William Morrow, 2004
Tess Monaghan book 8
Source: personal copy
Getting back to the Tess Monaghan series is always a treat for me: I like prickly, solitary female P.I. characters, and I haven’t read enough of them lately. By a Spider’s Thread involves Tess Monaghan investigating the disappearance of Natalie Rubin, a young married Orthodox Jewish woman and her three young children. Part of the book involves Tess’s investigation and her uncomfortable relationship with Natalie’s husband Marc, the owner of a fur store, and the less successful parts of the story involve the story of Natalie and her boyfriend Zeke on the run with her children.
I think the Natalie and Zeke sections of the story falter because Lippman is keeping us in the dark about their motivations until close to the end, and that makes their sections feel a little flat. Lippman does give us one out, and that is the sections told by Natalie’s nine year old son Isaac: he is in our place, asking all the questions about the odd relationship between his mother and Zeke. The mystery, however, dragged for me.
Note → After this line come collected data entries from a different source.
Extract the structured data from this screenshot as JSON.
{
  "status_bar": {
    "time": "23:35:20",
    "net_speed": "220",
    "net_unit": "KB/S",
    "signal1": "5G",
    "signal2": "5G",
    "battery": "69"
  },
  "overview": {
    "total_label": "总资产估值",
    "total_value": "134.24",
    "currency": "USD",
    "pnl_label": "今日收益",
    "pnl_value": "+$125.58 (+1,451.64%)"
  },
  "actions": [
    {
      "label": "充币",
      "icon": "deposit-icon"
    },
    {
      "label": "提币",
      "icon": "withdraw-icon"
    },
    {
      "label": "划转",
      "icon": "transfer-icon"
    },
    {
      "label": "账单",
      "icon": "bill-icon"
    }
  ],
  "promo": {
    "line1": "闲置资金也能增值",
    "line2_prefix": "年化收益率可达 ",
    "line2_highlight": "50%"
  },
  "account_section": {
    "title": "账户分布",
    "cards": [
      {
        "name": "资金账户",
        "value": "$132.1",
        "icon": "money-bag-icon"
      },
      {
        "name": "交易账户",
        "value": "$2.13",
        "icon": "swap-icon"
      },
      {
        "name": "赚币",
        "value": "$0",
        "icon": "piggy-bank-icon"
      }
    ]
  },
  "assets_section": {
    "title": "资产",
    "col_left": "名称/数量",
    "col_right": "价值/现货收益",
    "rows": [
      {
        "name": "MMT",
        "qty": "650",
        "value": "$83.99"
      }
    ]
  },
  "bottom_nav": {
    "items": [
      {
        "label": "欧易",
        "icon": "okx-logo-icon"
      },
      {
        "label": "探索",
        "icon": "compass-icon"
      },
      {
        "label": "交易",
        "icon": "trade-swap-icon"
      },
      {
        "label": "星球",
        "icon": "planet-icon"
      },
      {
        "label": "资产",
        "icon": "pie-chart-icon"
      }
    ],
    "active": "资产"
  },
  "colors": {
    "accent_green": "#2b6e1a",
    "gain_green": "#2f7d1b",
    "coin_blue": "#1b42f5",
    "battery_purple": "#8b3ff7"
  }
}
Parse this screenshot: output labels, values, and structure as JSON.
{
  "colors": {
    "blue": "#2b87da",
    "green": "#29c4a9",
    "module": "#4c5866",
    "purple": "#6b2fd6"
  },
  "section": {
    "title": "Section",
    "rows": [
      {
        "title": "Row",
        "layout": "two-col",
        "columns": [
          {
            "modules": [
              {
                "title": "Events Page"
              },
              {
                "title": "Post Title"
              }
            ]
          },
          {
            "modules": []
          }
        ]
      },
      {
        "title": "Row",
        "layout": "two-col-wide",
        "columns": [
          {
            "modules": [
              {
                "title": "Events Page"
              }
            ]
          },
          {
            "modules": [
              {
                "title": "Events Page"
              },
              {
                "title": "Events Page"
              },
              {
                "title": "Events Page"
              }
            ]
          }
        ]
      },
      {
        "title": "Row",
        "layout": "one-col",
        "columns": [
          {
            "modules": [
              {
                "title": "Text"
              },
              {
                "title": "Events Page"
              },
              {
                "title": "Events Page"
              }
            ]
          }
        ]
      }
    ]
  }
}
I think some other readers would criticize the book because the character of Tess falls flat for them so far into the series: she’s still not dealing with her personal life and her emotional issues (she was seriously injured and killed someone for the first time in previous book), but I’m willing to cut Tess some slack because her story doesn’t dominate the book. The people she interviews in the course of the investigation and her relatives and friends also figure in the book, and they seem like real, complex people.
Other readers may criticize the book because there’s a lot of telling vs. showing as Tess delves into Marc’s life as an Orthodox Jew. I didn’t mind the expository sections so much because I felt more lectured to in books by Faye Kellerman than by this book.
Overall, this is not my favorite book in the series, which makes me happy that Lippman has written so many stand-alone novels.